WASHINGTON -- Rep. Louie Gohmert (R-Texas) said Friday that the shootings that took place in an Aurora, Colo. movie theater hours earlier were a result of "ongoing attacks on Judeo-Christian beliefs" and questioned why nobody else in the theater had a gun to take down the shooter.
During a radio interview on The Heritage Foundation's "Istook Live!" show, Gohmert was asked why he believes such senseless acts of violence take place. Gohmert responded by talking about the weakening of Christian values in the country.
"You know what really gets me, as a Christian, is to see the ongoing attacks on Judeo-Christian beliefs, and then some senseless crazy act of terror like this takes place," Gohmert said.
"Some of us happen to believe that when our founders talked about guarding our virtue and freedom, that that was important," he said. "Whether it's John Adams saying our Constitution was made only for moral and religious people ... Ben Franklin, only a virtuous people are capable of freedom, as nations become corrupt and vicious they have more need of masters ... We have been at war with the very pillars, the very foundation of this country."
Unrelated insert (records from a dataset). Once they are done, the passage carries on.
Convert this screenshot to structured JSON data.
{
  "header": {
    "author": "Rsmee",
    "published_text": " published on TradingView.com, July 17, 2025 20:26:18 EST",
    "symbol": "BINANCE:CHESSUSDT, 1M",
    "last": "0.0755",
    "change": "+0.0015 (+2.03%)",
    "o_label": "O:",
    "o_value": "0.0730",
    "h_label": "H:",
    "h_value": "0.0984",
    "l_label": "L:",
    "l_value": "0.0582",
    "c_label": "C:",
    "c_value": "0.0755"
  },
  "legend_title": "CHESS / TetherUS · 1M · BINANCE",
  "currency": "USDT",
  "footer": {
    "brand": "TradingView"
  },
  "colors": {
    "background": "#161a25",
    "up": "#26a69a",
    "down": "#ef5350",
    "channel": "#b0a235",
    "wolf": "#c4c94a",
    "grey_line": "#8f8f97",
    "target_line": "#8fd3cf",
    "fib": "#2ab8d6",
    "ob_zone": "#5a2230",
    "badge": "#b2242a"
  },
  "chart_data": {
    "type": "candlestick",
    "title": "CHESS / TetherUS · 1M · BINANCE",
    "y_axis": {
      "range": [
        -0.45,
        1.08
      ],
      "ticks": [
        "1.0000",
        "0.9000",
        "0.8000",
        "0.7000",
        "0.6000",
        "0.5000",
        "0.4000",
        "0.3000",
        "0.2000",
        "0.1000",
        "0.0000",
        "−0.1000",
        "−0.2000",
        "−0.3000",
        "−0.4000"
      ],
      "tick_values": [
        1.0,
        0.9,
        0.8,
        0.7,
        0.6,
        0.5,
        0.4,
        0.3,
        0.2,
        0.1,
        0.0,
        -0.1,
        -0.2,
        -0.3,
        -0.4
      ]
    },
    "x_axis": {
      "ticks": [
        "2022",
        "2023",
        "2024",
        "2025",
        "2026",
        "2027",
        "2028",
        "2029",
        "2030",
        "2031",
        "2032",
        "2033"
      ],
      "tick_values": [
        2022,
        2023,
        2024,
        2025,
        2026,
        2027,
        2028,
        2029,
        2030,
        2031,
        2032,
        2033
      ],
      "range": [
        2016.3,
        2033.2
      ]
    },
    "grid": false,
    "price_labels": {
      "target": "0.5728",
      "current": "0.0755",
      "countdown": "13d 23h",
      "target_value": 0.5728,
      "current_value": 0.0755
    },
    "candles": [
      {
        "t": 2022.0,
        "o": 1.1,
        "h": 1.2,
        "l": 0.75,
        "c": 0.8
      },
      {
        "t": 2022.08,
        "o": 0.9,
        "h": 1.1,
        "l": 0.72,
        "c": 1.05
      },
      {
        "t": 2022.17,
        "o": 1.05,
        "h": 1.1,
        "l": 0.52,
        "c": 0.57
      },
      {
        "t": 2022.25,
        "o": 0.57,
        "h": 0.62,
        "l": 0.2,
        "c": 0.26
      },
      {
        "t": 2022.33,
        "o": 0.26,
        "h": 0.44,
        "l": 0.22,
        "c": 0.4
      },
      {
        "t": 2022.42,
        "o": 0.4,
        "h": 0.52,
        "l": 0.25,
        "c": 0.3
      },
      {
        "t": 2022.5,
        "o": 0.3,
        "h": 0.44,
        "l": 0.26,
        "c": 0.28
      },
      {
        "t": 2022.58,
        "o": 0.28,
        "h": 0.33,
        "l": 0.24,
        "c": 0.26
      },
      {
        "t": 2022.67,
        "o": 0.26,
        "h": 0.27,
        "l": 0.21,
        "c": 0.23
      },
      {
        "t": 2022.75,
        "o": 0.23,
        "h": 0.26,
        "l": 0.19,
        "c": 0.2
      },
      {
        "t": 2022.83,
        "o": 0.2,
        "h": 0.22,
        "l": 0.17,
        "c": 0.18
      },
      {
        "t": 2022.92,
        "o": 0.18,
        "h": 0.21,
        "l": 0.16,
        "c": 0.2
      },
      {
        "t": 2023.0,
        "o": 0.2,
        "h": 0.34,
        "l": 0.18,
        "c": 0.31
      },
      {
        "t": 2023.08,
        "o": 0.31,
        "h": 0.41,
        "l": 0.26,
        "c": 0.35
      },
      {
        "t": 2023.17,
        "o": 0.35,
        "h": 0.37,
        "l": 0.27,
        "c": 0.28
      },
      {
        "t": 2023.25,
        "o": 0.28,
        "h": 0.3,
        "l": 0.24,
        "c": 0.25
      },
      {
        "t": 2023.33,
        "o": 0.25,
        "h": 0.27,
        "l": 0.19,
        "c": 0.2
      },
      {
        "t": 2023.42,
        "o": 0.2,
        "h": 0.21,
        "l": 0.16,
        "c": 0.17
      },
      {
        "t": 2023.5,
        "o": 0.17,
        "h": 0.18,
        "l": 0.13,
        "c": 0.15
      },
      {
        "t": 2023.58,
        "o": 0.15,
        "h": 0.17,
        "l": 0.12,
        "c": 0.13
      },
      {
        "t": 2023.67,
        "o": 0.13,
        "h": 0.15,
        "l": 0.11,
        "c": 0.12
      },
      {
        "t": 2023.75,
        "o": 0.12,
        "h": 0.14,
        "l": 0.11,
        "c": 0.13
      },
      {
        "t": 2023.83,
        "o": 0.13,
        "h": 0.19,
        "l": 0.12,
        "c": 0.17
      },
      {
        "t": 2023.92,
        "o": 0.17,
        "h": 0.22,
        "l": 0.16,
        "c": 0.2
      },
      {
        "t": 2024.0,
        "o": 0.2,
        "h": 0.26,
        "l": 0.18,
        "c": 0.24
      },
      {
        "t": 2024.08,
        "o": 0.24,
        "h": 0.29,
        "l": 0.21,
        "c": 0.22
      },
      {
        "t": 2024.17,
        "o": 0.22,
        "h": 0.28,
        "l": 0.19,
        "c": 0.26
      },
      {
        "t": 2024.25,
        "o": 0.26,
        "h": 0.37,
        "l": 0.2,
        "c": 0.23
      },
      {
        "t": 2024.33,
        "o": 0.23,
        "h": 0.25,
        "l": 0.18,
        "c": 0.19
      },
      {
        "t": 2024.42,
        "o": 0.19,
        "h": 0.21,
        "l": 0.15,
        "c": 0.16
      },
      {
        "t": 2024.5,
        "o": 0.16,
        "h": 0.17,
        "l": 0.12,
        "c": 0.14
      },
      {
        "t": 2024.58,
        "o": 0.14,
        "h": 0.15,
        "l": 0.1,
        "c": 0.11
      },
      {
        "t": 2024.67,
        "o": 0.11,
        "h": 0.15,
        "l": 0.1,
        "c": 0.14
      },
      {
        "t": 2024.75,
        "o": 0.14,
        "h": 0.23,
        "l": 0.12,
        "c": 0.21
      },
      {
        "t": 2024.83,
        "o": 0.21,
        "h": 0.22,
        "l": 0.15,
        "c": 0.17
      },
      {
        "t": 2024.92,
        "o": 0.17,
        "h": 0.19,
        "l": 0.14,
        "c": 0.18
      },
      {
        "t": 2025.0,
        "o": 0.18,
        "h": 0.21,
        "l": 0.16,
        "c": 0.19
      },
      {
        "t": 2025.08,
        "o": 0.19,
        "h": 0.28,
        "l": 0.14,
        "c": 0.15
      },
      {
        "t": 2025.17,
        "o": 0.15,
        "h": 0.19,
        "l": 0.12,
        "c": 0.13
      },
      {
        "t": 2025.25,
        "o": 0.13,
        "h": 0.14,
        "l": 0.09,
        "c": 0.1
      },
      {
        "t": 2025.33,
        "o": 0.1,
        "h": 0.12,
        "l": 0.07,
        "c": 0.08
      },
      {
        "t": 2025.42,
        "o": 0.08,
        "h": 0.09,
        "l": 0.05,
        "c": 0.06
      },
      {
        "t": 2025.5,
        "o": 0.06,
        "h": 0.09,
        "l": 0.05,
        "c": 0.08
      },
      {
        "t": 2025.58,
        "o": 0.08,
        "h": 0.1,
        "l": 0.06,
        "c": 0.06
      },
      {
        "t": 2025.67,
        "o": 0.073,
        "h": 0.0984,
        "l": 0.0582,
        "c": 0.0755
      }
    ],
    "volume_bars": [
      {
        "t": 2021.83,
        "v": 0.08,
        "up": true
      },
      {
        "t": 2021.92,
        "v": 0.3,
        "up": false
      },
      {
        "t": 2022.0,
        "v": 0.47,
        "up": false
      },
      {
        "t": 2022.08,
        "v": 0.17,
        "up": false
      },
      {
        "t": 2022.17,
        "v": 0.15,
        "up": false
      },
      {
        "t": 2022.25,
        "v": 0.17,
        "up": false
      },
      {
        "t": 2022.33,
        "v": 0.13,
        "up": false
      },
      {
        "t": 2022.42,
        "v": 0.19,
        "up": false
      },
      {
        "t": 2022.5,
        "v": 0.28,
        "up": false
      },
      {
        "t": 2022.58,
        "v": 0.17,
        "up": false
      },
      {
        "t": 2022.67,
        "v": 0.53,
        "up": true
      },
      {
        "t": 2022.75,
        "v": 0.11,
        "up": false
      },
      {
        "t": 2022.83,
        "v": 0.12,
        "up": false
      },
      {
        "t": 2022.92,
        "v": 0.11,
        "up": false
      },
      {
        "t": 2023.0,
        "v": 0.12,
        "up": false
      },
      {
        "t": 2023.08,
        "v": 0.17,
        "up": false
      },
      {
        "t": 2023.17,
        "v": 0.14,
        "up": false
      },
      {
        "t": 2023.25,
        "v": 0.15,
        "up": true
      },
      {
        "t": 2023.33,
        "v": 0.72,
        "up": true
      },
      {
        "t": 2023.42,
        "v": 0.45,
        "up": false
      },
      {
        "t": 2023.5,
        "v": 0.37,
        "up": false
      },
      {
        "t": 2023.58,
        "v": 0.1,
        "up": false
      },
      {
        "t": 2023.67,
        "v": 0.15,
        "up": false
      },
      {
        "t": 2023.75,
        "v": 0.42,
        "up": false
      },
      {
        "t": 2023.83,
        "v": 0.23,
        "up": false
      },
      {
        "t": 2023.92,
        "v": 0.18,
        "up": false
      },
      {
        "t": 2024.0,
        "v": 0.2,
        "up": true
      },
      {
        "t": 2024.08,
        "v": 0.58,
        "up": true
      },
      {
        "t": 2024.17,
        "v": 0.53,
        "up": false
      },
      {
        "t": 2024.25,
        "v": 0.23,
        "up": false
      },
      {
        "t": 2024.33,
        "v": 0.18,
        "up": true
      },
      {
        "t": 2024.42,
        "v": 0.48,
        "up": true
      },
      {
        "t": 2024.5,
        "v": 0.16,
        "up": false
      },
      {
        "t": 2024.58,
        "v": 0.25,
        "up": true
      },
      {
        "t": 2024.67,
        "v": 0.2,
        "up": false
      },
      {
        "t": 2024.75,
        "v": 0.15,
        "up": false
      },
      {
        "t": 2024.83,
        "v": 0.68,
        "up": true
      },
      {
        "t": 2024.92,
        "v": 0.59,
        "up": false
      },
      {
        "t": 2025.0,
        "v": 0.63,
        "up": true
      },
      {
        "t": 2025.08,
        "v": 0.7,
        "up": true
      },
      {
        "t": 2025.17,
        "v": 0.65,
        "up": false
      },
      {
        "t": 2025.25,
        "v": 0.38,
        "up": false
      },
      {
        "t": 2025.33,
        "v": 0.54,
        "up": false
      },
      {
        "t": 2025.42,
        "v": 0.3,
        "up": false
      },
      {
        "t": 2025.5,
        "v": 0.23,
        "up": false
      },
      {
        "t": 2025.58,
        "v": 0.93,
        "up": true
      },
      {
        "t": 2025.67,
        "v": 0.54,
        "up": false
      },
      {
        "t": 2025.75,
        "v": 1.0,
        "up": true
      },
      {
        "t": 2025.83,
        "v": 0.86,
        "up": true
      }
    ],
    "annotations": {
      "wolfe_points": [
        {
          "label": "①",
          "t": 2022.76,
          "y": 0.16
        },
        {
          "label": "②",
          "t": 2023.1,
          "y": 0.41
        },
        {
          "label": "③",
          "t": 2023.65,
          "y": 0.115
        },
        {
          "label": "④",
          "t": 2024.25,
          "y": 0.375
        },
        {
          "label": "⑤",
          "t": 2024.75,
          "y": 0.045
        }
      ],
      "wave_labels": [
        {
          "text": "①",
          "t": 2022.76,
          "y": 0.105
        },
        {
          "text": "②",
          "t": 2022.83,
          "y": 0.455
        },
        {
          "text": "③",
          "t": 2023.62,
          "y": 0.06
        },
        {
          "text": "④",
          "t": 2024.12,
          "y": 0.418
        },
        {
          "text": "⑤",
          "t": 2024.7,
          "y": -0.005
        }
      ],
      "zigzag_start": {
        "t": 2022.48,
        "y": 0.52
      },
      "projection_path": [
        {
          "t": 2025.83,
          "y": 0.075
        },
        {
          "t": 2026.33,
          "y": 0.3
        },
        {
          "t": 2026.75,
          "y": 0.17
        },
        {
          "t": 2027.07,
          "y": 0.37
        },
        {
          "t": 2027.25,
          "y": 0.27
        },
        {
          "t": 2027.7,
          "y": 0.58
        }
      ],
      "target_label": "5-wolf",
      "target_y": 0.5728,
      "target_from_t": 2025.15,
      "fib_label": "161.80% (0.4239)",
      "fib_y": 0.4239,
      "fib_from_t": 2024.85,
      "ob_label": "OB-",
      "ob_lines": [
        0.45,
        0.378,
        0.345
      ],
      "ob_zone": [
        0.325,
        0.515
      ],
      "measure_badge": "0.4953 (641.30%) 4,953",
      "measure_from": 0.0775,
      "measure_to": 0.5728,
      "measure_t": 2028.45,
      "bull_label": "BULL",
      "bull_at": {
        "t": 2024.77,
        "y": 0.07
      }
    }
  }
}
Ernest Istook, the host of the show and a former Oklahoma congressman, jumped in to clarify that nobody knows the motivation of the alleged Aurora gunman. Gohmert said that may be true, but suggested the shootings were still "a terrorist act" that could have been avoided if the country placed a higher value on God.
"People say ... where was God in all of this?" Gohmert said. "We've threatened high school graduation participations, if they use God's name, they're going to be jailed ... I mean that kind of stuff. Where was God? What have we done with God? We don't want him around. I kind of like his protective hand being present."
Gohmert also said the tragedy could have been lessened if someone else in the movie theater had been carrying a gun and took down the lone shooter. Istook noted that Colorado laws allow people to carry concealed guns.
"It does make me wonder, with all those people in the theater, was there nobody that was carrying a gun that could have stopped this guy more quickly?" he asked.
CORRECTION: Due to a transcription error, a previous version of this article quoted Gohmert as referring to the shooting as a "crazy act of a derelict." He in fact called it "a crazy act of terror like this." The error has been corrected.